Les frères Teyssèdre ont opté pour un roto doté de 60 places. La société FTPE a posé cet équipement conçu par Sac Christensen. Le bloc traite est entièrement séparé et isolé du bâtiment d’élevage et se retrouve donc à l’abri de la poussière. Le roto est équipé de capteurs à lait mais ne comporte pas de portail d’identification qui aurait permis de gérer la production par chèvre. « Ce qui nous aurait donné la possibilité de faire des lots et de gérer l’alimentation de chaque chèvre sachant que lorsque la chèvre entre dans la loge, elle passe devant une cellule qui déclenche l’arrivée de l’aliment. Pour l’instant, chaque chèvre est donc soumise au même régime.
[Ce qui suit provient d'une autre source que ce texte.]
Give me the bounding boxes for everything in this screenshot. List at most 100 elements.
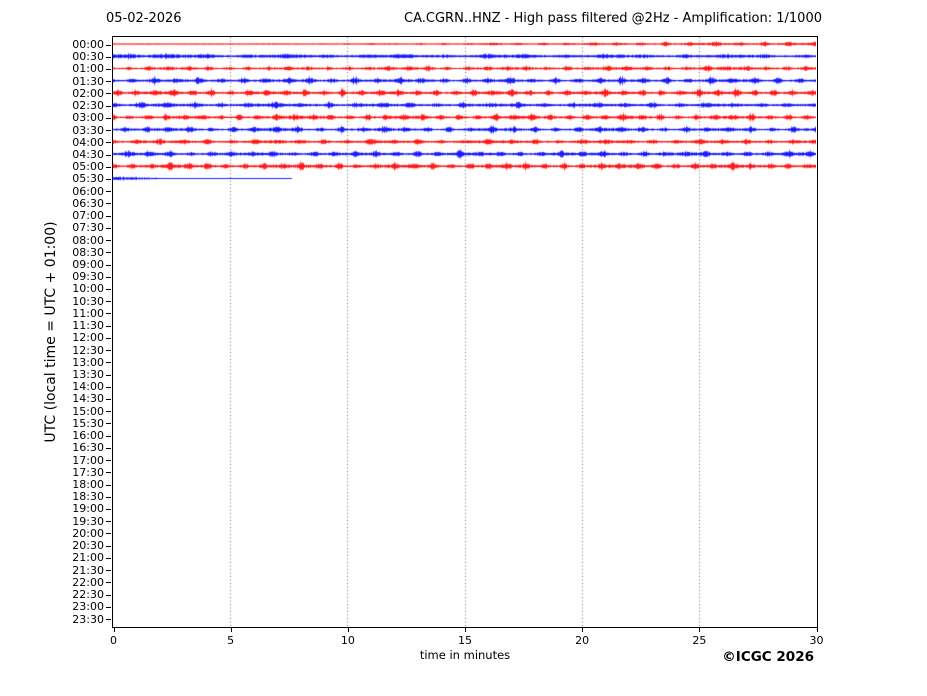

Mais d’ici deux ans, nous mettrons en place ce portail d’identification ». L’équipement est doté du faisceau de traite Handyflow 2 qui allie facilité au branchement et à la surveillance et apporte surtout une grande qualité de traite.
Le tank de lait est équipé d’un récupérateur de chaleur permettant de réchauffer de l’eau et de la porter à 40°C. Cette eau sert ensuite au lavage des éléments du roto, le chauffe-eau n’ayant plus qu’à porter la température de cette eau à 60°C. « Ce qui nous permet d’économiser de l’énergie. À chaque traite, nous récupérons ainsi 300 litres d’eau à 40°C ». Les frères Teyssèdre ont choisi de s’équiper d’une pompe à vide fonctionnant sans huile, dite pompe à lobes. De l’air non pollué sort de cette pompe à une température de 180°C. Celui-ci est utilisé pour réchauffer la salle de traite en hiver et est évacué à l’extérieur, en été. Cette pompe à vide avec convertisseur de fréquence fonctionne avec un bruit de moteur réduit au minimum.